Putting Together a Team: 5 Steps for New Procurement Managers

5 Steps to Building a Procurement Team

1. Identify what you are responsible for and who’s holding you accountable

This is a good place to start because I believe you need to understand clearly the size and nature of the beast that you are taking on before you can provide appropriate services to meet your internal clients’ requirements.

2. Find out your budget

You have gone through the first step and understand the scope and extent of your position and what is expected of you. You may have gone one step further and worked out a headcount for both full- and part-time positions to cover what you need. Knowing how much your budget is will determine what you can or cannot have from a human resources perspective (particularly when your business is facing challenging economic times).

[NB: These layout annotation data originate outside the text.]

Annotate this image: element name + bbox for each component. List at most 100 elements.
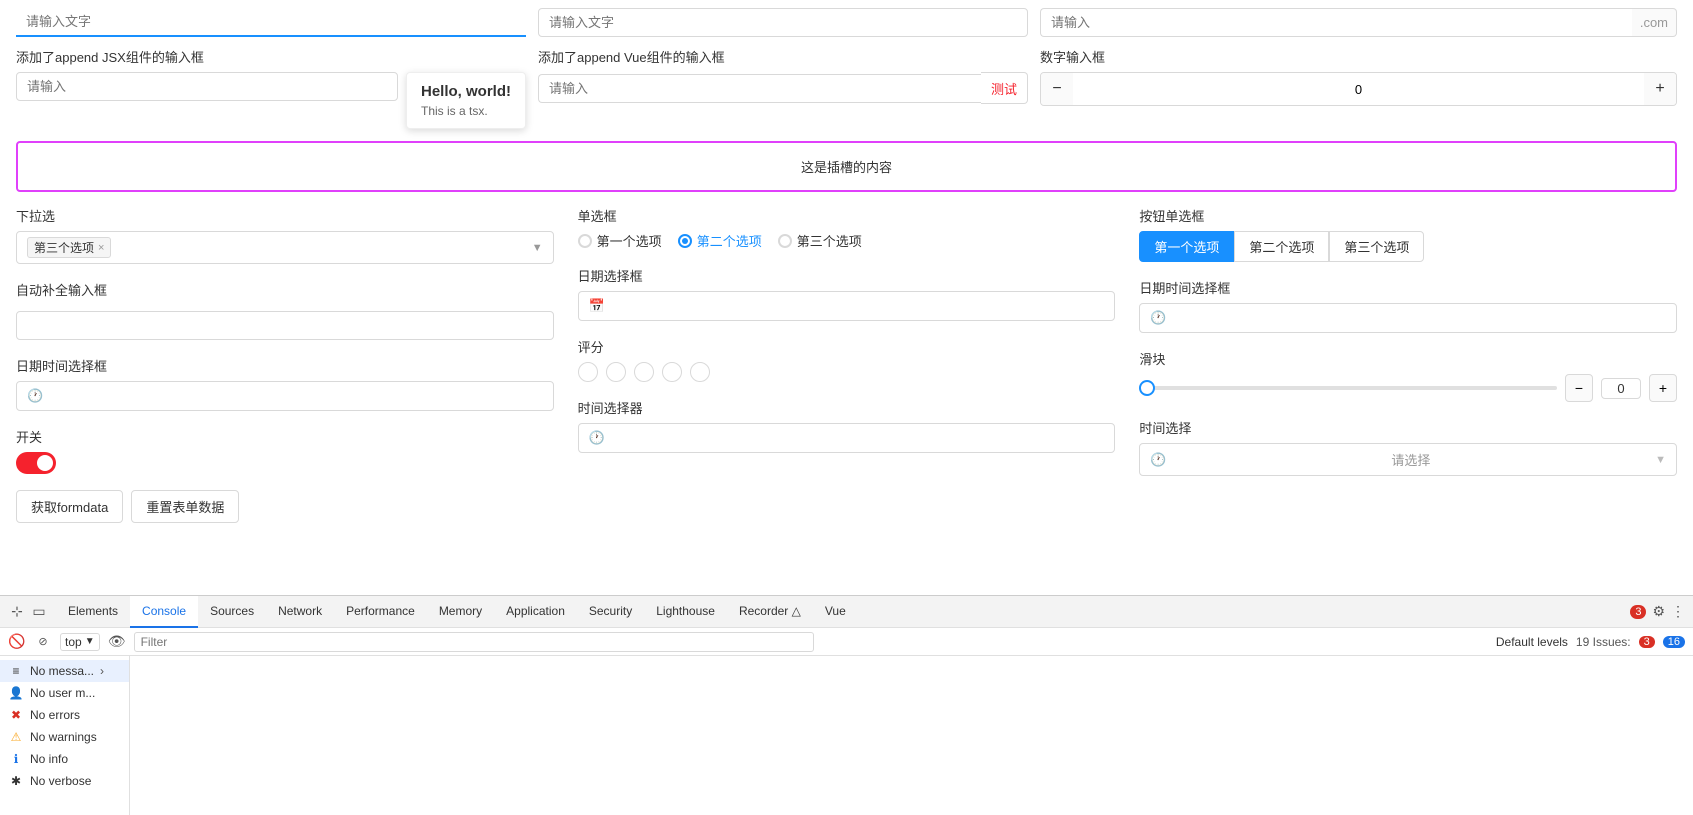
tab-elements[interactable]: Elements	[56, 596, 130, 628]
dropdown-tag: 第三个选项 ×	[27, 237, 111, 258]
tab-vue[interactable]: Vue	[813, 596, 858, 628]
star-3[interactable]	[634, 362, 654, 382]
more-options-icon[interactable]: ⋮	[1671, 603, 1685, 620]
console-item-messages[interactable]: ≡ No messa... ›	[0, 660, 129, 682]
slider-thumb[interactable]	[1139, 380, 1155, 396]
error-icon: ✖	[8, 708, 24, 722]
eye-icon[interactable]: 👁	[108, 633, 126, 651]
append-jsx-label: 添加了append JSX组件的输入框	[16, 47, 526, 66]
tab-security[interactable]: Security	[577, 596, 644, 628]
hello-tooltip: Hello, world! This is a tsx.	[406, 72, 526, 129]
info-icon: ℹ	[8, 752, 24, 766]
clock-icon-4: 🕐	[1150, 452, 1166, 468]
date-picker[interactable]: 📅	[578, 291, 1116, 321]
filter-icon[interactable]: ⊘	[34, 633, 52, 651]
radio-option-1[interactable]: 第一个选项	[578, 231, 662, 250]
console-item-verbose[interactable]: ✱ No verbose	[0, 770, 129, 792]
tab-application[interactable]: Application	[494, 596, 577, 628]
radio-option-2[interactable]: 第二个选项	[678, 231, 762, 250]
reset-table-button[interactable]: 重置表单数据	[131, 490, 239, 523]
datetime-picker-label: 日期时间选择框	[1139, 278, 1677, 297]
star-5[interactable]	[690, 362, 710, 382]
datetime-picker2[interactable]: 🕐	[16, 381, 554, 411]
devtools-tab-bar: ⊹ ▭ Elements Console Sources Network Per…	[0, 596, 1693, 628]
console-item-label-messages: No messa...	[30, 664, 94, 678]
clock-icon-1: 🕐	[1150, 310, 1166, 326]
btn-radio-2[interactable]: 第二个选项	[1234, 231, 1329, 262]
time-select[interactable]: 🕐 请选择 ▼	[1139, 443, 1677, 476]
time-picker[interactable]: 🕐	[578, 423, 1116, 453]
number-plus-button[interactable]: +	[1644, 73, 1676, 105]
autocomplete-input[interactable]: vue-router	[16, 311, 554, 340]
number-value-input[interactable]: 0	[1073, 82, 1644, 97]
tab-lighthouse[interactable]: Lighthouse	[644, 596, 727, 628]
star-4[interactable]	[662, 362, 682, 382]
time-picker-label: 时间选择器	[578, 398, 1116, 417]
console-item-label-user: No user m...	[30, 686, 95, 700]
slot-container: 这是插槽的内容	[16, 141, 1677, 192]
test-button[interactable]: 测试	[981, 72, 1028, 104]
console-toolbar: 🚫 ⊘ top ▼ 👁 Default levels 19 Issues: 3 …	[0, 628, 1693, 656]
slider-minus-button[interactable]: −	[1565, 374, 1593, 402]
default-levels[interactable]: Default levels	[1496, 635, 1568, 649]
tab-memory[interactable]: Memory	[427, 596, 494, 628]
tag-close-icon[interactable]: ×	[98, 242, 104, 254]
chevron-right-icon[interactable]: ›	[100, 664, 104, 678]
btn-radio-3[interactable]: 第三个选项	[1329, 231, 1424, 262]
slider-label: 滑块	[1139, 349, 1677, 368]
filter-input[interactable]	[134, 632, 814, 652]
star-1[interactable]	[578, 362, 598, 382]
console-item-user[interactable]: 👤 No user m...	[0, 682, 129, 704]
console-item-label-info: No info	[30, 752, 68, 766]
text-input-3[interactable]	[1040, 8, 1632, 37]
tab-performance[interactable]: Performance	[334, 596, 427, 628]
toggle-label: 开关	[16, 427, 554, 446]
devtools-inspect-icon[interactable]: ⊹	[8, 603, 26, 621]
radio-circle-2	[678, 234, 692, 248]
append-jsx-input[interactable]	[16, 72, 398, 101]
append-vue-input[interactable]	[538, 74, 981, 103]
gear-icon[interactable]: ⚙	[1652, 603, 1665, 620]
console-item-warnings[interactable]: ⚠ No warnings	[0, 726, 129, 748]
toggle-switch[interactable]	[16, 452, 56, 474]
datetime-picker2-label: 日期时间选择框	[16, 356, 554, 375]
dropdown[interactable]: 第三个选项 × ▼	[16, 231, 554, 264]
console-item-errors[interactable]: ✖ No errors	[0, 704, 129, 726]
get-formdata-button[interactable]: 获取formdata	[16, 490, 123, 523]
console-main	[130, 656, 1693, 815]
slider-track[interactable]	[1139, 386, 1557, 390]
radio-label-2: 第二个选项	[697, 231, 762, 250]
tab-recorder[interactable]: Recorder △	[727, 596, 813, 628]
text-input-2[interactable]	[538, 8, 1028, 37]
slider-plus-button[interactable]: +	[1649, 374, 1677, 402]
console-content: ≡ No messa... › 👤 No user m... ✖ No erro…	[0, 656, 1693, 815]
console-item-label-errors: No errors	[30, 708, 80, 722]
append-vue-label: 添加了append Vue组件的输入框	[538, 47, 1028, 66]
time-select-placeholder: 请选择	[1391, 450, 1430, 469]
clear-console-icon[interactable]: 🚫	[8, 633, 26, 651]
console-item-label-warnings: No warnings	[30, 730, 97, 744]
devtools-device-icon[interactable]: ▭	[30, 603, 48, 621]
console-sidebar: ≡ No messa... › 👤 No user m... ✖ No erro…	[0, 656, 130, 815]
tab-sources[interactable]: Sources	[198, 596, 266, 628]
number-minus-button[interactable]: −	[1041, 73, 1073, 105]
dropdown-label: 下拉选	[16, 206, 554, 225]
star-2[interactable]	[606, 362, 626, 382]
time-select-chevron: ▼	[1655, 454, 1666, 466]
date-picker-label: 日期选择框	[578, 266, 1116, 285]
btn-radio-1[interactable]: 第一个选项	[1139, 231, 1234, 262]
input-suffix: .com	[1632, 8, 1677, 37]
tab-console[interactable]: Console	[130, 596, 198, 628]
tooltip-title: Hello, world!	[421, 83, 511, 100]
console-item-info[interactable]: ℹ No info	[0, 748, 129, 770]
radio-option-3[interactable]: 第三个选项	[778, 231, 862, 250]
radio-circle-1	[578, 234, 592, 248]
text-input-1[interactable]	[16, 8, 526, 37]
radio-circle-3	[778, 234, 792, 248]
error-badge: 3	[1630, 605, 1646, 619]
top-select[interactable]: top ▼	[60, 633, 100, 651]
tab-network[interactable]: Network	[266, 596, 334, 628]
radio-group-label: 单选框	[578, 206, 1116, 225]
warning-icon: ⚠	[8, 730, 24, 744]
datetime-picker[interactable]: 🕐	[1139, 303, 1677, 333]
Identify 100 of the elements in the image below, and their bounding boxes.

3. Contact Human Resources

You know what you need and what your company can afford. Develop position descriptions and a recruitment and placement plan. A checklist or person and skills profile will also help shortlist those who may be the best and closest possible fits for each description. Now you have tostart looking to put the person into the seat.

4. Put together a strategic plan

Now you have the new team in place; where to from here? Key performance indicators need to be clarified and agreed upon with each team member. You also need to agree upon development plans and your road map — including priorities for the team, rules for stakeholder engagement, team deliverables and a short- to medium-term strategic plan. When I say strategic plan, I refer to the strategies that you as a manager have put forward; they exemplify how you will meet, fulfil and exceed business expectations. Basically, it’s you and your team will demonstrate Procurement’s value proposition.

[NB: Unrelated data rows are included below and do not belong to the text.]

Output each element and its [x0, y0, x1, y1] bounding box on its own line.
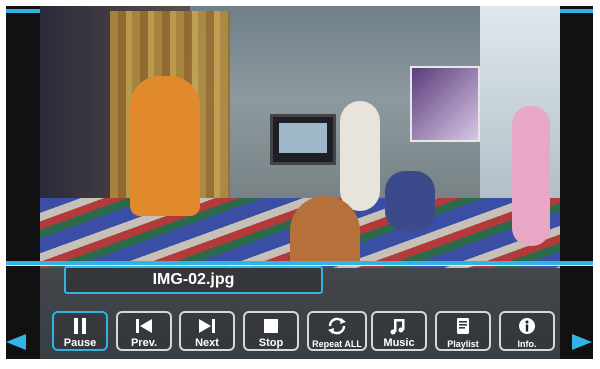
previous-button[interactable]: Prev. — [116, 311, 172, 351]
photo-region — [512, 106, 550, 246]
photo-region — [290, 196, 360, 266]
playlist-label: Playlist — [447, 339, 479, 349]
pause-icon — [68, 317, 92, 335]
next-button[interactable]: Next — [179, 311, 235, 351]
photo-region — [340, 101, 380, 211]
music-label: Music — [383, 337, 415, 349]
pause-button[interactable]: Pause — [52, 311, 108, 351]
playlist-button[interactable]: Playlist — [435, 311, 491, 351]
stop-icon — [259, 317, 283, 335]
repeat-icon — [325, 317, 349, 335]
app-frame: IMG-02.jpg Pause Prev. Next Stop Repeat … — [0, 0, 600, 369]
info-label: Info. — [517, 339, 537, 349]
next-label: Next — [195, 337, 219, 349]
next-icon — [195, 317, 219, 335]
repeat-all-label: Repeat ALL — [312, 339, 362, 349]
playlist-icon — [451, 317, 475, 335]
info-button[interactable]: Info. — [499, 311, 555, 351]
photo-region — [410, 66, 480, 142]
music-note-icon — [387, 317, 411, 335]
previous-arrow-icon[interactable] — [6, 334, 26, 350]
stop-button[interactable]: Stop — [243, 311, 299, 351]
music-button[interactable]: Music — [371, 311, 427, 351]
stop-label: Stop — [258, 337, 284, 349]
photo-display — [40, 6, 560, 268]
photo-region — [130, 76, 200, 216]
pause-label: Pause — [63, 337, 97, 349]
next-arrow-icon[interactable] — [572, 334, 592, 350]
photo-region — [385, 171, 435, 231]
repeat-all-button[interactable]: Repeat ALL — [307, 311, 367, 351]
info-icon — [515, 317, 539, 335]
previous-icon — [132, 317, 156, 335]
filename-label: IMG-02.jpg — [64, 266, 323, 294]
photo-region — [270, 114, 336, 165]
photo-viewer-screen — [6, 6, 593, 359]
previous-label: Prev. — [130, 337, 158, 349]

5. Plan your day-to-day management activities

You’ve got the plan, the road map and all the strategies in place. Now what is the framework for managing all of that on a day-to-day basis? Think about milestones and gateways — checking these off and assessing completion — and all the practical ways of assuring your team, collectively and individually, is on track or not.

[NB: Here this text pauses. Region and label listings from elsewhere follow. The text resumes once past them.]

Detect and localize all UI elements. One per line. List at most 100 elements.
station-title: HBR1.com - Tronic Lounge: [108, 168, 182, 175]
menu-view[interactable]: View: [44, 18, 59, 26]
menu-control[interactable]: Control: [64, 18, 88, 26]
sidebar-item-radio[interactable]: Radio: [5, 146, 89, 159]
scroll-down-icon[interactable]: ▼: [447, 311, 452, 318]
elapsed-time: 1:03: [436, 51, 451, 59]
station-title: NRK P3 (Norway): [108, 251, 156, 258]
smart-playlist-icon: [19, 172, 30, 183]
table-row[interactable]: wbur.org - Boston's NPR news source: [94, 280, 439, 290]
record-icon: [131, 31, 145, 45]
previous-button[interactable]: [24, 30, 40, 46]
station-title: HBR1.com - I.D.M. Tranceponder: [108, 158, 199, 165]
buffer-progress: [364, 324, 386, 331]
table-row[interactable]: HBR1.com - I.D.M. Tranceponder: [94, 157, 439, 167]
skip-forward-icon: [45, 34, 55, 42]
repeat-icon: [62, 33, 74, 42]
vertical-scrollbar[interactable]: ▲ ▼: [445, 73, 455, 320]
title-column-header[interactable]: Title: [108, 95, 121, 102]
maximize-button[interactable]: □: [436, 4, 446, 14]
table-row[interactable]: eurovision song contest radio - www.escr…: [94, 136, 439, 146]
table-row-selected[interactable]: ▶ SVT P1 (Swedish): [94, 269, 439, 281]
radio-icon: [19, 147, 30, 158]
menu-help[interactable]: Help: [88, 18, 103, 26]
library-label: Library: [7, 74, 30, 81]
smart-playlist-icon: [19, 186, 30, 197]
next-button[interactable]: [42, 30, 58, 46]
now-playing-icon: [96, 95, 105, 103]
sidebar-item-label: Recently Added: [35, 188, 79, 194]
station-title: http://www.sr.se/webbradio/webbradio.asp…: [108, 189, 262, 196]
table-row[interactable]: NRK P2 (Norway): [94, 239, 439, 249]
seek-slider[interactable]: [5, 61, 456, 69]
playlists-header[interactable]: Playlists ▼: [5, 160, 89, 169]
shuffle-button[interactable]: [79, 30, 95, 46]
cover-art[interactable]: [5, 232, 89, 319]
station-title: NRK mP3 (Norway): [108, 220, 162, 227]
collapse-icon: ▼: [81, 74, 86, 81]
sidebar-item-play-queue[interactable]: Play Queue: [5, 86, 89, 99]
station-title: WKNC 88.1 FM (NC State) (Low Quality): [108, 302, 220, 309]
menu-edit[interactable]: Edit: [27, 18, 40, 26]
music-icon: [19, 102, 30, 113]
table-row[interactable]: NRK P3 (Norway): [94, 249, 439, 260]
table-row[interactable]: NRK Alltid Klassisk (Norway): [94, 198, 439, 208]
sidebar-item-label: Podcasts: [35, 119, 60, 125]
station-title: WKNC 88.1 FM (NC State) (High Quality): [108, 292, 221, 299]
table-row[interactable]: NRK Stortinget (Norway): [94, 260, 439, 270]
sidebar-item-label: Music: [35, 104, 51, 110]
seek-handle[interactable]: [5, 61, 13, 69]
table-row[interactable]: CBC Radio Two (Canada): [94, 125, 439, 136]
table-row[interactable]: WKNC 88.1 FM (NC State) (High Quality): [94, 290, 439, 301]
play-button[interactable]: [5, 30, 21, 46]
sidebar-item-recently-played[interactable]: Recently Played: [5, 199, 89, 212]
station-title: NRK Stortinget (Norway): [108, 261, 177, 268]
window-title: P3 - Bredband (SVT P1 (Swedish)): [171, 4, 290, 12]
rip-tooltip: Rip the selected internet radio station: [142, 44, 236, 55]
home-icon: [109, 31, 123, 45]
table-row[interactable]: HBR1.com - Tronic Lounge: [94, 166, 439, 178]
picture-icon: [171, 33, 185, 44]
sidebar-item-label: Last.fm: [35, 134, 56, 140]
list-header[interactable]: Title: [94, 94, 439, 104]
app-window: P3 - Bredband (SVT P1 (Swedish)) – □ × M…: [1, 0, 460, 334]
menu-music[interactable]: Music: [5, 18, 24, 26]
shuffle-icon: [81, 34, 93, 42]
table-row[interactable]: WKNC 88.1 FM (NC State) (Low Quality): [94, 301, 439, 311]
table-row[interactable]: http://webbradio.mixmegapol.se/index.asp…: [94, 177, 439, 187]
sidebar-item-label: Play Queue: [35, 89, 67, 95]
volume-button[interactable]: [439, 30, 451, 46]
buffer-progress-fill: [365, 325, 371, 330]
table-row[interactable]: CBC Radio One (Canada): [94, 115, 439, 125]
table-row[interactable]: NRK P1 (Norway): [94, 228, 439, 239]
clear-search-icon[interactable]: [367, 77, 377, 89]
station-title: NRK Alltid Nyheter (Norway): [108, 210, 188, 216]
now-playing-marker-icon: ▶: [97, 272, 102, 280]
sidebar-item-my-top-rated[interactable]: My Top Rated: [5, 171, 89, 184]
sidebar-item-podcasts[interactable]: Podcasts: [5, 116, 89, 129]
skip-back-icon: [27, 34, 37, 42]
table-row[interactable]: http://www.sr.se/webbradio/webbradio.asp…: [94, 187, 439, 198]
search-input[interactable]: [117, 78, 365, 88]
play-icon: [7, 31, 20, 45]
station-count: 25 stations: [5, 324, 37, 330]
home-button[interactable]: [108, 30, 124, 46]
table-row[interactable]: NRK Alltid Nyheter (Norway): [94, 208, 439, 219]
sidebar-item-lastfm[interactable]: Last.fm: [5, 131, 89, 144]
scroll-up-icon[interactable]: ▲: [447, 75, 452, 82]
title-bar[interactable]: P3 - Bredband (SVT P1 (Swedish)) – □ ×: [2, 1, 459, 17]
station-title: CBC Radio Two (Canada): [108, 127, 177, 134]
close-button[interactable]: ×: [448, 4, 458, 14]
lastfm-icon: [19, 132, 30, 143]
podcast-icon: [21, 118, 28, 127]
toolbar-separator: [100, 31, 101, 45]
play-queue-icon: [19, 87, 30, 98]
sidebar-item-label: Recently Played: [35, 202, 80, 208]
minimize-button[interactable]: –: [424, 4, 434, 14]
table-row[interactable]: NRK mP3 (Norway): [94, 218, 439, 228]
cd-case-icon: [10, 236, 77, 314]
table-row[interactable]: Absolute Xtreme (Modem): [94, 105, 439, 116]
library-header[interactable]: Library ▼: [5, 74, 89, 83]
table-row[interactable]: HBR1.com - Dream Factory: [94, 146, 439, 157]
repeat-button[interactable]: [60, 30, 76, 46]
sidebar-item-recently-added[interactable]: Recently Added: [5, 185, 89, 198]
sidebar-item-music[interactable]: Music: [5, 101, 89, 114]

How can you encourage and motivate your team?

As managers we ignore this at our peril. We all want to do what is best for the business, and we want to have the right mix of people, processes, systems and tools. Let’s assume that we have got this. However, the challenge is that life has an awful habit of getting in the way, as a results of issues inside or outside of work. Things can discourage your team, so as managers we must manage and move obstacles out of the way in order to work optimally as a team. Sometimes this means we need to be magicians and grief counsellors and maybe even do the impossible. Let’s motivate and encourage our teams to stay focused. And always remember that being a good listener does not make you a weak manager — it shows your humanity and commitment to getting the best results from your team.